How Presidential Debates Work

Sept. 26, 1960, proved a bad night for Vice-president Richard Nixon. See more pictures of presidents.
Sept. 26, 1960, proved a bad night for Vice-president Richard Nixon. See more pictures of presidents.
Paul Schutzer/Time Life Pictures/ Getty Images

This was a big mistake.

For the first time in history, the two party-nominated candidates for president of the United States were about to debate with television cameras trained on them. And Nixon was beginning to regret agreeing to this.

In the studios of a CBS affiliate in Chicago on Sept. 26, 1960, he felt like death warmed over. The month earlier, he'd slammed his knee into a car door, an injury that became a staph infection. He'd just spent two weeks in the hospital, and now, with the cameras about to roll, he was sweating, 10 pounds underweight and feeling terribly. Some guy had painted the backdrop almost the precise shade of gray as Nixon's suit, and he was fading into it. As if things couldn't possibly get worse, his opponent, Sen. John F. Kennedy, had spent the past month taking it easy on the campaign trail in sunny California. He looked tan, rested and as fit as Nixon had ever seen the kid.

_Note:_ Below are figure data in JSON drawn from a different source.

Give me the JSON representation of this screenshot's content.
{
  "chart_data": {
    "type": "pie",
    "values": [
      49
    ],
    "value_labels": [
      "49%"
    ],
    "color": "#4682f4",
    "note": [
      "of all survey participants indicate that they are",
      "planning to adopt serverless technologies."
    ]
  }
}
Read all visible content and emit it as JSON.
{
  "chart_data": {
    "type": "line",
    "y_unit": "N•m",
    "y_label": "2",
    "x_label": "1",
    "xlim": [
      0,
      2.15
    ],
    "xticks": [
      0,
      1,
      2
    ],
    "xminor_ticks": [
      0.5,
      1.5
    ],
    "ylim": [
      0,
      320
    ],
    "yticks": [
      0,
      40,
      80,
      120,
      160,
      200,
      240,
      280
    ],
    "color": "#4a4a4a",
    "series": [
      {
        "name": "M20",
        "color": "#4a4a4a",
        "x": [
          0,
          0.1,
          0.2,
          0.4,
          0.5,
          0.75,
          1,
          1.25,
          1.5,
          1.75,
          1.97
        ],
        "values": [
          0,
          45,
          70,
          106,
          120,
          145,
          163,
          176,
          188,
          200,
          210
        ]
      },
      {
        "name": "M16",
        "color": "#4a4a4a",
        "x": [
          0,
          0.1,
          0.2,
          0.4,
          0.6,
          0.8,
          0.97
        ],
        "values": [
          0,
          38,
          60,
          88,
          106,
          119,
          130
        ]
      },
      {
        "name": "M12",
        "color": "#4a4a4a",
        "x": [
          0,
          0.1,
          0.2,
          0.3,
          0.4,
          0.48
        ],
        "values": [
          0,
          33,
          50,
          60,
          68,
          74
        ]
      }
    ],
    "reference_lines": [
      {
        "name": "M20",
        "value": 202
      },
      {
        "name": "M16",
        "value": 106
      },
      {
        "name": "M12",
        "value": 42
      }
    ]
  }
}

That first debate was a groundbreaking event. Sixty-six million people watched it on television alone [source: CNN]. Historians would capitalize the "d" in debate and place the word "Great" in front of it. And Nixon looked seriously ill throughout.

Whether television had an impact on the 1960 presidential election was clear. A majority of people who listened to the debate on the radio considered Nixon the winner. A poll of TV viewers of that same debate found a clear majority believed Kennedy had won [source: C-SPAN]. Later polls found more than half of voters said the televised series of four debates had shaped how they cast their ballots; six percent said they voted specifically according to their impression of the debates [source: MBC]. Kennedy won the November election.

No longer was politics only about the issues and whatever a campaign could plant in the papers; they were also about aesthetics now. No longer were debates for the benefit of the few people in a room. They were now about the tens of millions who tuned in not only to listen to the candidates but watch them as well.

Lesson learned. So instead of allowing their candidate to be abused by the new medium, campaign managers and party leaders sought ways to exploit it. Presidential debates would never be the same again. By the time the 21st century rolled around, they bore about the same resemblance to that first televised debate in 1960 as the game show in the movie "The Running Man" bears to "You Bet Your Life."